The Power and Pitfalls of Digital Twins in Manufacturing
A decade from now, there will likely be a digital twin for consumer devices, industrial machines, the electrical grid, oil and gas infrastructure and even entire factories. But while digital twins are hot now, it is not always clear precisely what is meant by the term. While it is clear that they are data-based representations of physical objects, the resolution of current digital twin projects varies considerably. “There are digital twins, digital almost-twins, digital ‘look-alikes’ and digital ‘wish-we-were-related’-type degrees of twinness,” said Dan Miklovic, a research fellow at LNS Research. “We see lots of companies using very small ‘DNA strands’ of digital twinness today with the technology becoming far more important over the next few years.”
In early 2018, the digital twin is still an emerging technology, although its roots stretch back to 2003, when Michael Grieves, Ph.D. introduced the concept in an executive course on Product Lifecycle Management at the University of Michigan. Last year, Gartner pegged the technology halfway up the initial ascent of the “Innovation Trigger” stage of its hype cycle, which looks rather like a roller-coaster lift hill whose peak is dubbed the “Peak of Inflated Expectations
Because digital twins are a nascent technology, many of their promises remain fuzzy and intertwined with the marketing pitch for technologies such as IIoT, analytics, machine learning, artificial intelligence and cognitive computing. The basic idea is that the digital twin can bolster productivity and optimize physical assets, processes or systems. “The digital twin is the best way today for industrial companies to simulate and experiment without touching a production system. You can create models using precise real-time data. This is something extremely new,” said Poniewierski.

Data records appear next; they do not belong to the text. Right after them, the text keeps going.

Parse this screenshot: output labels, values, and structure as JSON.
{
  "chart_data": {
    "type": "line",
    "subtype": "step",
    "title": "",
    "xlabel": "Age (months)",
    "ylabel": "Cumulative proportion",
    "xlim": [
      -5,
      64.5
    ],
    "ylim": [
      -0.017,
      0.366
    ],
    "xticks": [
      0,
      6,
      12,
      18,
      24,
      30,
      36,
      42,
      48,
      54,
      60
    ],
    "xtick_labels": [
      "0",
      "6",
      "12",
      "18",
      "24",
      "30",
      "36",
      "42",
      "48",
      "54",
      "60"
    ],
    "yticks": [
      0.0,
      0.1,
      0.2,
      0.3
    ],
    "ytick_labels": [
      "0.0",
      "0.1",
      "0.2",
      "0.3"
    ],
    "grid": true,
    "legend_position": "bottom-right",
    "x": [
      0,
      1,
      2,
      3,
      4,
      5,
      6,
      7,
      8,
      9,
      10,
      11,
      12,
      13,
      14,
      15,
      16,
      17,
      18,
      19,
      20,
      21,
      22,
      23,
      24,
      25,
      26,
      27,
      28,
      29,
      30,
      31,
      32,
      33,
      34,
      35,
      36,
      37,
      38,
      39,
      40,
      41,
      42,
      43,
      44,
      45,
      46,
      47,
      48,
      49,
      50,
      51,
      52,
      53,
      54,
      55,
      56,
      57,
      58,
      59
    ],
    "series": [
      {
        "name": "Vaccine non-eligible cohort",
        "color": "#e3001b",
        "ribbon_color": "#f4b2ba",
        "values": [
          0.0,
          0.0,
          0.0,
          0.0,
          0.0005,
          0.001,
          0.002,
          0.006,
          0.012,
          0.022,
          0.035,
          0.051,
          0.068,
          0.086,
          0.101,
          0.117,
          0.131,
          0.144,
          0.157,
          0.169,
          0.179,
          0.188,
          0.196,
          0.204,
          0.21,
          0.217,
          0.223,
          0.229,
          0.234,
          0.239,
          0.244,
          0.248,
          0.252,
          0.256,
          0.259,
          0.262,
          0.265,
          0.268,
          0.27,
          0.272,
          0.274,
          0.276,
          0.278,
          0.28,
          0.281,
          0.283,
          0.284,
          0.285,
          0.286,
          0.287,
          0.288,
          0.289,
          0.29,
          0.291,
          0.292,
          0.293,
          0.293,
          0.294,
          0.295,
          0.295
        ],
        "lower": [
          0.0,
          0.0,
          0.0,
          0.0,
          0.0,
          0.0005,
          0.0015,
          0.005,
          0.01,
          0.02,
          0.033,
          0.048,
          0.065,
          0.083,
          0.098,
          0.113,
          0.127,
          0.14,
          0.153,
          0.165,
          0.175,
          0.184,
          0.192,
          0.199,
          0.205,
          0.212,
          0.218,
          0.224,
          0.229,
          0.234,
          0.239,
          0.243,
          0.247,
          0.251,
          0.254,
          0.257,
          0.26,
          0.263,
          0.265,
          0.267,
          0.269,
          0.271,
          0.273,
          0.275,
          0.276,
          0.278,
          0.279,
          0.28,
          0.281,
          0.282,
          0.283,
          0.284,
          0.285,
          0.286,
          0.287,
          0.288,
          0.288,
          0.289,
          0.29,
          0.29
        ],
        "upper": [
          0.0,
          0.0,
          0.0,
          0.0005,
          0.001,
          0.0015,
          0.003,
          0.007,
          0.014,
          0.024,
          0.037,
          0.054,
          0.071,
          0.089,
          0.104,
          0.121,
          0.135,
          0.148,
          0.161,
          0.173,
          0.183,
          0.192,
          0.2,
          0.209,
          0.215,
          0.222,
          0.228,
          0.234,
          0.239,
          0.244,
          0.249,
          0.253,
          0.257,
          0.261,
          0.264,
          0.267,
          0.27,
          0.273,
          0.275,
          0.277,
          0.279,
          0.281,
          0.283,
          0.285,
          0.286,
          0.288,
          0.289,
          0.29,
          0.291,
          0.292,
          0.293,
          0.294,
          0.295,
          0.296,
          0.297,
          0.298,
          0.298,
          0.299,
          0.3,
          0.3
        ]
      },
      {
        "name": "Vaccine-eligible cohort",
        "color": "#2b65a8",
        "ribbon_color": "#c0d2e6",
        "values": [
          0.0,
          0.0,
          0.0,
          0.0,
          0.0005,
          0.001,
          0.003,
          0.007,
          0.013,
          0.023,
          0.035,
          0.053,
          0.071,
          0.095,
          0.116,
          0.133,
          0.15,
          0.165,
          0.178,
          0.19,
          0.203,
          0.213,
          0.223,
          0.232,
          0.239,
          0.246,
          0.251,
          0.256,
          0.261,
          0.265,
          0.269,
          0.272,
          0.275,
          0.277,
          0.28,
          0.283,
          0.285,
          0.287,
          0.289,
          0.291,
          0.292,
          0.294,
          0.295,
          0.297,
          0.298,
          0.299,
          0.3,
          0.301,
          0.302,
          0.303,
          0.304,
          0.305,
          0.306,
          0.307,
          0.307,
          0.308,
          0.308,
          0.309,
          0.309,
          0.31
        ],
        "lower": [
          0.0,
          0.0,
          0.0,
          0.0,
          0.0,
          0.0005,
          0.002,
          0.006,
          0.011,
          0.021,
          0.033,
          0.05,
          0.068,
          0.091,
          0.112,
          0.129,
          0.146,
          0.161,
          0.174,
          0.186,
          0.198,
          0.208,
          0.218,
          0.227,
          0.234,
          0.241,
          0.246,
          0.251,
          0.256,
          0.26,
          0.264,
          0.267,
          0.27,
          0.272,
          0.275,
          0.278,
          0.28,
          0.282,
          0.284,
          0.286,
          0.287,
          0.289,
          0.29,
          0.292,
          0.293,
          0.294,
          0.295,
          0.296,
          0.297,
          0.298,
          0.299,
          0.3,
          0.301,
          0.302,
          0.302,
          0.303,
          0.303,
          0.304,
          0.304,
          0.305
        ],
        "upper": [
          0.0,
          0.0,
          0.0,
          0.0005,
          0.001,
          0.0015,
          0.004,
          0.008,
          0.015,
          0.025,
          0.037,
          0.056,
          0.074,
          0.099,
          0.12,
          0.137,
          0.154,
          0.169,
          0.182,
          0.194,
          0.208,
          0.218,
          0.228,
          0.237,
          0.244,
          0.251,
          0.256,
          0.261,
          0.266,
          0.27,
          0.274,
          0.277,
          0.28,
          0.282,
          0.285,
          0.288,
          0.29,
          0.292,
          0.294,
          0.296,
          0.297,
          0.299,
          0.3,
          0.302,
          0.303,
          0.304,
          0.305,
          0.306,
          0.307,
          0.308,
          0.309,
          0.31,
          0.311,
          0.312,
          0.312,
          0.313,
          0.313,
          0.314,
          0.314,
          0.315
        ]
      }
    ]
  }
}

In addition, digital twins can simultaneously spur collaboration among workers who, after using digital twins to spot a problem, can pool their resources to address it. Proposed benefits of digital twins in the industrial space include the following: helping manufacturers improve the quality of finished goods, bringing predictive maintenance capabilities to manufacturing equipment, assisting manufacturers in the transition from selling industrial outcomes rather than discrete products while helping industrial organizations optimize their machinery, products, production lines or entire facilities. It so happens that all of those benefits have been directly linked to IIoT itself.
One of the chief benefits of digital twin technology is its potential to drive experimentation. “A manufacturer could build a digital twin for, say, a predictive maintenance application. They can then train the real behavior of the machine for their operators, machines and suppliers, in essence building a real-time test bed for improving the quality of production,” Poniewierski said. “They might realize that experimentation on live digital twins will cost, for example, one dollar, whereas running that same experiment in a development environment will cost $100.”
According to Gartner, a digital twin has four essential features, all of which are closely related to the “thing” in an Internet of Things project. First, there is a model of the “thing” it represents. Second, there is data about that thing such as its identity, status and context. Third, there is a twin’s uniqueness. In other words, each digital twin corresponds to a unique object. Finally, the digital twin monitors the status of an IoT “thing.” “You can ask the twin for information about the thing,” explained Nick Jones, vice president, distinguished analyst at Gartner at the November 2017 Gartner Symposium in Barcelona. Digital twins can also optionally be equipped with analytics for applications like predictive maintenance. There is also the option for digital twins to control physical objects. Lastly, some digital twins are capable of simulating the “thing” they are meant to replicate.
To be clear, the idea of using sophisticated models of physical products is not new. Organizations such as NASA have been using advanced simulations for spacecraft for many years. What sets digital twins apart is their connection to connected sensor data streaming from IoT-enabled objects, enabling them to discover insights and trigger actions based on sensors and smart machines and, in factories, manufacturing execution systems, eroding the barriers between the physical and the digital worlds. While the concept of bringing those physical and virtual models together is not new, it has been incomplete, as Grieves observed.
Manufacturers can also deploy digital twins that put AI/machine learning capabilities at the edge of a network to detect anomalies and spot data patterns next to a sensitive piece of equipment on the shop floor.
Specific use cases for digital twin technology have also been proposed and in some instances realized. For instance, digital twins have the potential to help industrial companies reduce the expense of product development and remote maintenance tasks. In addition, companies relying heavily on destructive testing during product development could perform a significant portion of such virtually. For instance, an automotive company could use digital twin technology to reduce the need for crash testing prototype vehicles. Similarly, companies relying heavily on building elaborate models and prototypes could save money by using digital twins during product development. Furthermore, organizations operating valuable assets in remote locations could use a digital twin of the equipment to simulate service life, helping curb the need to send a technician to that site to check its status. Digital twin technologies also could help manufacturers improve the level of sophistication and usability of future project generations while also helping speed time to market.